La broderie dans les camps libanais: une opportunité économique pour autonomiser les femmes réfugiées
La détérioration de la situation économique au Liban et la dépréciation de la monnaie locale ont empêché de nombreuses travailleuses du camp de bénéficier d’un revenu durable. Les fils, les tissus de chanvre et les matériaux utilisés pour broder les textiles sont importés et réglés en dollars, tandis que les femmes sont payées en livres libanaises, ce qui les empêche souvent de joindre les deux bouts. Le prix élevé des produits de base dans le pays a également provoqué une perte de parts de marché et une baisse des clients qui sont intéressés par des vêtements faits à la main.
La vie est devenue plus difficile après l’explosion dans le port de Beyrouth en août 2020, qui a fait plus de 200 morts et mis plus de pression sur une économie qui était alors en difficulté, faisant grimper les prix.
Pour Von Planta, une créatrice qui a travaillé avec des maisons de haute couture et fait des expositions partout dans le monde, de Shanghai à São Paulo, l'idée de travailler avec une association caritative locale est née du fait qu'elle se sentait impuissante et attristée lorsqu'elle voyait à quel point les choses allaient mal à Beyrouth après l'explosion.
"Après l'explosion, j'ai été tellement choquée!," dit von Planta. "J’avais juste envie de revenir vers mes amis pour les prendre dans mes bras et c'était tout. Alors je me suis dit: Qu’est-ce qu’on peut faire dans l’immédiat, qui soit simple, pour les aider? Parce que quelque chose doit être fait maintenant – et c'est ainsi que l'idée m'est venue". Von Planta a vécu à Beyrouth pendant trois ans, où elle travaillait dans son atelier et transformait des vêtements et des tissus démodés en mode contemporaine, mais s’est finalement sentie très frustrée par la crise économique et a dû retourner à Londres.
Alors que l'explosion faisait la une des journaux et réduisait en décombres des pans entiers de la ville qu'elle aimait, von Planta a contacté Maiky Zervogel, PDG de The Sky Project, une organisation caritative libanaise qui soutient les personnes vivant dans des camps de réfugiés dans le pays.
Outre le rôle de l’association d'entraide dans la création de centres éducatifs, d'événements sportifs et d'entreprises sociales pour les femmes réfugiées, la branche de la mode, "Sky Studio", crée également des travaux d'aiguille sur mesure et fabrique ses propres collections de vêtements en recyclant de vieux tissus et vêtements.

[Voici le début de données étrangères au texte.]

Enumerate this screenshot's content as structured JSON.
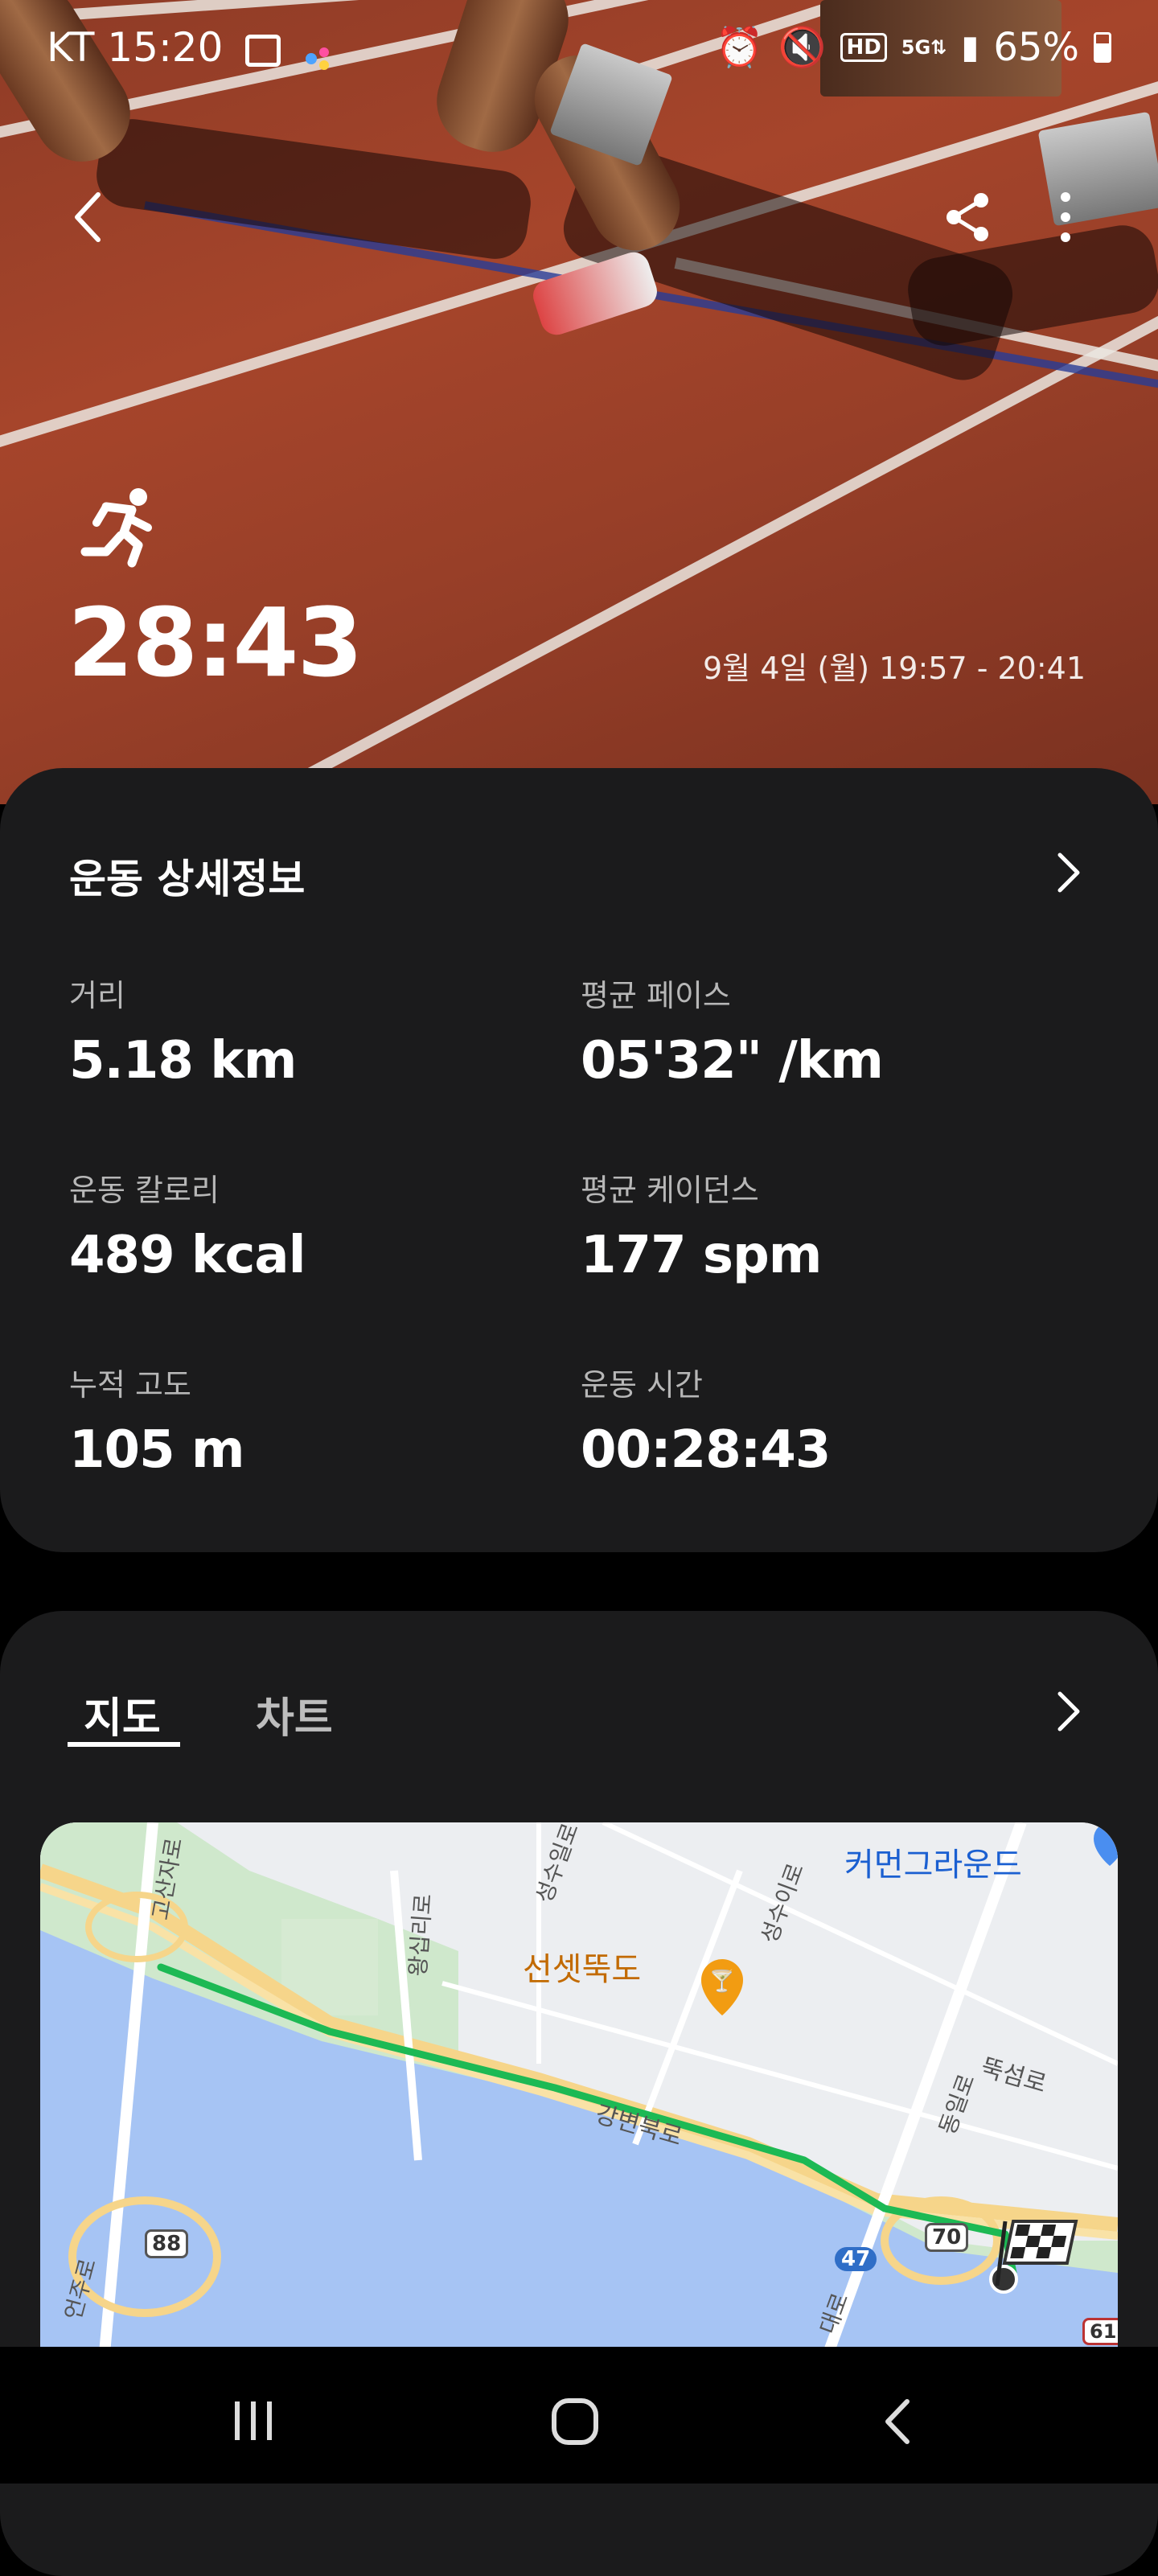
{
  "status_bar": {
    "carrier_time": "KT 15:20",
    "battery": "65%",
    "icons": [
      "gallery-icon",
      "assistant-icon",
      "alarm-icon",
      "mute-icon",
      "hd-icon",
      "5g-icon",
      "signal-icon",
      "battery-icon"
    ]
  },
  "hero": {
    "duration": "28:43",
    "date_range": "9월 4일 (월) 19:57 - 20:41",
    "activity_icon": "running-icon"
  },
  "details": {
    "title": "운동 상세정보",
    "stats": [
      {
        "label": "거리",
        "value": "5.18 km"
      },
      {
        "label": "평균 페이스",
        "value": "05'32\" /km"
      },
      {
        "label": "운동 칼로리",
        "value": "489 kcal"
      },
      {
        "label": "평균 케이던스",
        "value": "177 spm"
      },
      {
        "label": "누적 고도",
        "value": "105 m"
      },
      {
        "label": "운동 시간",
        "value": "00:28:43"
      }
    ]
  },
  "map_section": {
    "tabs": [
      "지도",
      "차트"
    ],
    "active_tab": "지도",
    "map_labels": {
      "poi_1": "커먼그라운드",
      "poi_2": "선셋뚝도",
      "road_1": "고산자로",
      "road_2": "왕십리로",
      "road_3": "성수일로",
      "road_4": "성수이로",
      "road_5": "강변북로",
      "road_6": "동일로",
      "road_7": "뚝섬로",
      "road_8": "언주로",
      "road_9": "대로",
      "shield_1": "88",
      "shield_2": "70",
      "shield_3": "47",
      "shield_4": "61"
    }
  },
  "colors": {
    "card_bg": "#1b1b1c",
    "route": "#1db954",
    "water": "#a6c4f4",
    "poi": "#f29c12"
  }
}
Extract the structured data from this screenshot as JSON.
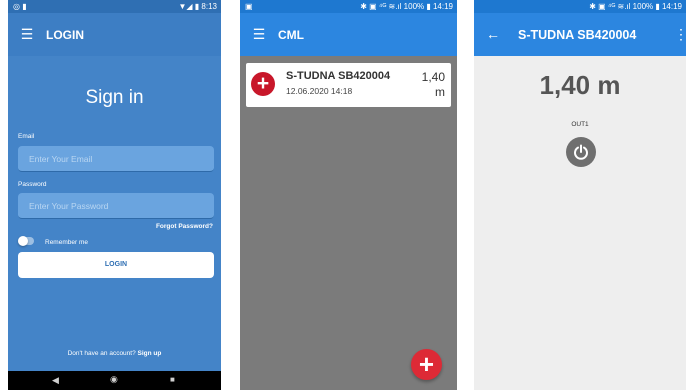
{
  "screen_login": {
    "status": {
      "left": "◎ ▮",
      "right": "▼◢ ▮ 8:13"
    },
    "appbar": {
      "menu_icon": "hamburger-icon",
      "title": "LOGIN"
    },
    "heading": "Sign in",
    "email": {
      "label": "Email",
      "placeholder": "Enter Your Email",
      "value": ""
    },
    "password": {
      "label": "Password",
      "placeholder": "Enter Your Password",
      "value": ""
    },
    "forgot_password": "Forgot Password?",
    "remember_me": {
      "label": "Remember me",
      "checked": false
    },
    "login_button": "LOGIN",
    "signup": {
      "prompt": "Don't have an account?",
      "link": "Sign up"
    },
    "navbar": {
      "back": "◀",
      "home": "◉",
      "recent": "■"
    },
    "colors": {
      "background": "#4484c8",
      "appbar": "#3d7ec4"
    }
  },
  "screen_list": {
    "status": {
      "left": "▣",
      "right": "✱ ▣ ⁴ᴳ ≋.ıl 100% ▮ 14:19"
    },
    "appbar": {
      "menu_icon": "hamburger-icon",
      "title": "CML"
    },
    "device": {
      "icon": "add-circle-icon",
      "name": "S-TUDNA SB420004",
      "date": "12.06.2020 14:18",
      "value": "1,40",
      "unit": "m"
    },
    "fab_icon": "add-icon",
    "colors": {
      "background": "#7b7b7b",
      "appbar": "#2c86e0",
      "accent": "#c8172a"
    }
  },
  "screen_detail": {
    "status": {
      "right": "✱ ▣ ⁴ᴳ ≋.ıl 100% ▮ 14:19"
    },
    "appbar": {
      "back_icon": "arrow-back-icon",
      "title": "S-TUDNA SB420004",
      "more_icon": "more-vert-icon"
    },
    "value_display": "1,40 m",
    "output_label": "OUT1",
    "power_icon": "power-icon",
    "colors": {
      "background": "#eeeeee",
      "appbar": "#2c86e0"
    }
  }
}
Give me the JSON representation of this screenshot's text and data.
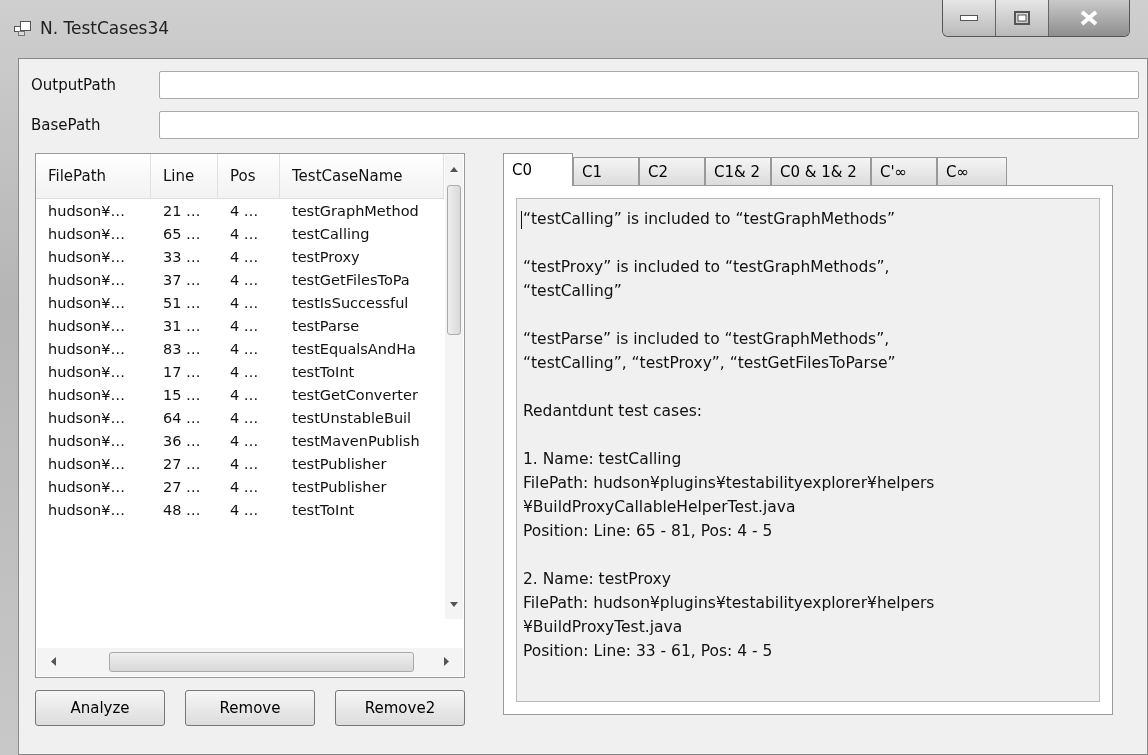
{
  "window": {
    "title": "N. TestCases34"
  },
  "fields": [
    {
      "label": "OutputPath"
    },
    {
      "label": "BasePath"
    }
  ],
  "table": {
    "columns": [
      "FilePath",
      "Line",
      "Pos",
      "TestCaseName"
    ],
    "rows": [
      [
        "hudson¥…",
        "21 …",
        "4 …",
        "testGraphMethod"
      ],
      [
        "hudson¥…",
        "65 …",
        "4 …",
        "testCalling"
      ],
      [
        "hudson¥…",
        "33 …",
        "4 …",
        "testProxy"
      ],
      [
        "hudson¥…",
        "37 …",
        "4 …",
        "testGetFilesToPa"
      ],
      [
        "hudson¥…",
        "51 …",
        "4 …",
        "testIsSuccessful"
      ],
      [
        "hudson¥…",
        "31 …",
        "4 …",
        "testParse"
      ],
      [
        "hudson¥…",
        "83 …",
        "4 …",
        "testEqualsAndHa"
      ],
      [
        "hudson¥…",
        "17 …",
        "4 …",
        "testToInt"
      ],
      [
        "hudson¥…",
        "15 …",
        "4 …",
        "testGetConverter"
      ],
      [
        "hudson¥…",
        "64 …",
        "4 …",
        "testUnstableBuil"
      ],
      [
        "hudson¥…",
        "36 …",
        "4 …",
        "testMavenPublish"
      ],
      [
        "hudson¥…",
        "27 …",
        "4 …",
        "testPublisher"
      ],
      [
        "hudson¥…",
        "27 …",
        "4 …",
        "testPublisher"
      ],
      [
        "hudson¥…",
        "48 …",
        "4 …",
        "testToInt"
      ]
    ]
  },
  "buttons": [
    "Analyze",
    "Remove",
    "Remove2"
  ],
  "tabs": [
    {
      "label": "C0",
      "selected": true
    },
    {
      "label": "C1",
      "selected": false
    },
    {
      "label": "C2",
      "selected": false
    },
    {
      "label": "C1& 2",
      "selected": false
    },
    {
      "label": "C0 & 1& 2",
      "selected": false
    },
    {
      "label": "C'∞",
      "selected": false
    },
    {
      "label": "C∞",
      "selected": false
    }
  ],
  "output": {
    "paragraphs": [
      [
        "“testCalling” is included to “testGraphMethods”"
      ],
      [
        "“testProxy” is included to “testGraphMethods”,",
        "“testCalling”"
      ],
      [
        "“testParse” is included to “testGraphMethods”,",
        "“testCalling”, “testProxy”, “testGetFilesToParse”"
      ],
      [
        "Redantdunt test cases:"
      ],
      [
        "1. Name: testCalling",
        "FilePath: hudson¥plugins¥testabilityexplorer¥helpers",
        "¥BuildProxyCallableHelperTest.java",
        "Position: Line: 65 - 81, Pos: 4 - 5"
      ],
      [
        "2. Name: testProxy",
        "FilePath: hudson¥plugins¥testabilityexplorer¥helpers",
        "¥BuildProxyTest.java",
        "Position: Line: 33 - 61, Pos: 4 - 5"
      ]
    ]
  }
}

Le studio a été créé en tant qu'institution indépendante fin 2019 et a rejoint l'organisation "Sky" en 2020. De nombreuses femmes qui y travaillent sont les seuls soutiens de famille de leur famille élargie et n'ont que le niveau école primaire, tandis que certaines d'entre elles sont analphabètes.
Von Planta a décidé d'utiliser ses compétences en design et broderie traditionnels du Moyen-Orient pour travailler avec la Sky Organization sur un projet qui aiderait les femmes vivant dans les camps de Chatila et de Burj al-Barajneh à la périphérie de Beyrouth, à trouver de nouvelles sources de revenus.
Dans les camps
Le camp de Chatila, où se trouve l'Organisation de The Sky Project, a été initialement établi comme refuge temporaire pour les Palestiniens qui ont été déplacés de force suite à la Nakba en 1948. Malgré le massacre honteux de Sabra et Chatilaen 1982, au cours duquel jusqu'à trois mille personnes ont été tuées par la milice libanaise appelée Les Phalanges appuyée par les Forces libanaises et les forces israéliennes, la population du camp a augmenté. Depuis lors, il a accueilli des milliers de réfugiés syriens. Certaines ONG locales estiment que le camp de Chatila abrite aujourd'hui plus de 42000 personnes.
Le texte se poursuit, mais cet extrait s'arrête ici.